Sunday, 24 October 2021

Characterisation Inspiration

Ian McKellen
 Characters are the very life of fiction. As writers, we need to create characters that readers are going to care about and empathise with. They need to believe in them, so the characters need to come across as credible and fully rounded. 

Your setting will exist so that the character has somewhere to stand and it will help define them. You can use your setting to give clues about the character. For example, where they live gives you some hints about them - The squat vs the gated community. While the plot is more about the character discovering who they are, what their needs and wants are, in the process revealing to reader what they are really like. 

All sounds so straight forward really doesn't it? Or is it? So often I see characters in work I am giving feedback on that all sound the same and are one dimensional mean that the reader just doesn't engage with the narrative.

There are many ways and exercises you can do to get inside your characters head. For example: write a letter to you the author from the character introducing themself; answer various questions such what is their favourite music, what's in their pocket, what's their deepest secret etc.

However, I saw a really simple way to think about characterisation when I watched the brilliant actor, Ian McKellen, being interviewed by Graham Norton (Check it out on iPlayer Graham Norton Show, Friday 22nd October)  So simple in fact, it is obvious when you hear it, you wonder why you hadn't thought of it before. Sir Ian McKellen started off by pointing out how incredible it is that we are all different. Different faces, skin, hair, mannerisms, the way we walk, sit etc. He then went to show how he played two of his characters. Hamlet and his most recent one, Firs, in The Cherry Orchard. He did it purely by changing his stance in his chair. As simple as that. It was extraordinary. Hamlet was a young character where he sat up straight, while the other was an old man, so he stooped over. Just small details, but it makes a wealth of difference. 

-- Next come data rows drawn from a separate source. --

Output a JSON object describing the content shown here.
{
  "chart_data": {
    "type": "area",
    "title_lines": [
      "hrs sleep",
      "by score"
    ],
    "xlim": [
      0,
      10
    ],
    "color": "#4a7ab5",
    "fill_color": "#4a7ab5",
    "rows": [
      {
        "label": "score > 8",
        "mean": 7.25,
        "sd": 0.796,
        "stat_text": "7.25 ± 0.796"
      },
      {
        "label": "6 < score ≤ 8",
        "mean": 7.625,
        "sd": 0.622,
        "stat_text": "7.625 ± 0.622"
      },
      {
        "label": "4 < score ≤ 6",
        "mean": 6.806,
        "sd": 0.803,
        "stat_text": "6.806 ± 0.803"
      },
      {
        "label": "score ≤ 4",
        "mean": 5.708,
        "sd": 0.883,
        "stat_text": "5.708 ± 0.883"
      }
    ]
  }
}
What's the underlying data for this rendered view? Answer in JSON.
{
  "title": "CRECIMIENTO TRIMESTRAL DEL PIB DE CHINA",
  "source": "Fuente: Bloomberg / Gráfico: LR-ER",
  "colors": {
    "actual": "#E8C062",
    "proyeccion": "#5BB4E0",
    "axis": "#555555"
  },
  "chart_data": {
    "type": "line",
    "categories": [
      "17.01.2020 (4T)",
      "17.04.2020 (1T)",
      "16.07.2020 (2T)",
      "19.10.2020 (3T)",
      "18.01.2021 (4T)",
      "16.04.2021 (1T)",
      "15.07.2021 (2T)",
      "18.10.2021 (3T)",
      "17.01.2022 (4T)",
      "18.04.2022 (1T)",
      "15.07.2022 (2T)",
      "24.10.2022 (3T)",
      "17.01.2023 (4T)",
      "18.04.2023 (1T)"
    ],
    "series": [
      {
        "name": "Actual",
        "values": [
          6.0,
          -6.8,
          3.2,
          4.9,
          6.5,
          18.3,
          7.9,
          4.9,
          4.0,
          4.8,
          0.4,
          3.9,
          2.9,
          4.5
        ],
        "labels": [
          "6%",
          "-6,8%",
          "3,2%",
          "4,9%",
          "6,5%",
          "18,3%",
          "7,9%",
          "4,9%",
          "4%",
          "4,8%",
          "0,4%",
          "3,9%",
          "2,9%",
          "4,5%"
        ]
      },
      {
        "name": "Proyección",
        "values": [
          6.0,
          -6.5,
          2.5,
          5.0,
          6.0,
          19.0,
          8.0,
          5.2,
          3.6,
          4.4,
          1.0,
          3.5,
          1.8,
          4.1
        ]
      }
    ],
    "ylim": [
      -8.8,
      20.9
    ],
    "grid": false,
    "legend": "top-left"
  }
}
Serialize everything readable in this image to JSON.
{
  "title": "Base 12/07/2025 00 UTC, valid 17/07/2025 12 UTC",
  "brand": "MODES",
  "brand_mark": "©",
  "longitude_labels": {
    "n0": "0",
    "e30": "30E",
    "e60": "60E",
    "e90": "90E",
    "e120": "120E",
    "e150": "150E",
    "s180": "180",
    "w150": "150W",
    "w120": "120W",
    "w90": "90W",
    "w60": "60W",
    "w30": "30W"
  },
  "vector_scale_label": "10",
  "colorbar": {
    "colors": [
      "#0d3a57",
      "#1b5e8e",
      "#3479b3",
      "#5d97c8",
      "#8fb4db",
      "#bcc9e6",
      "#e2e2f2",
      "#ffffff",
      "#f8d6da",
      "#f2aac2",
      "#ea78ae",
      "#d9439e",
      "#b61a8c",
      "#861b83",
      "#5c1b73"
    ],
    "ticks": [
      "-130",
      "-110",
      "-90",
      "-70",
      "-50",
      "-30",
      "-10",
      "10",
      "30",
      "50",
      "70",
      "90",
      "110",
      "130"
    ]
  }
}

Become a people watcher. Create a notebook where you take note of people's mannerisms, hair, the way they walk. All those small details that you can use to paint a three-dimensional picture of your character with them. It's not about info-dumping, it's about hints. The notebook will be a resource you can use throughout all your writing, not just one manuscript. Keep it is as a live document that continues to grow every time you see something. Create those brilliant characterisations just like Sir Ian McKellen did through observation.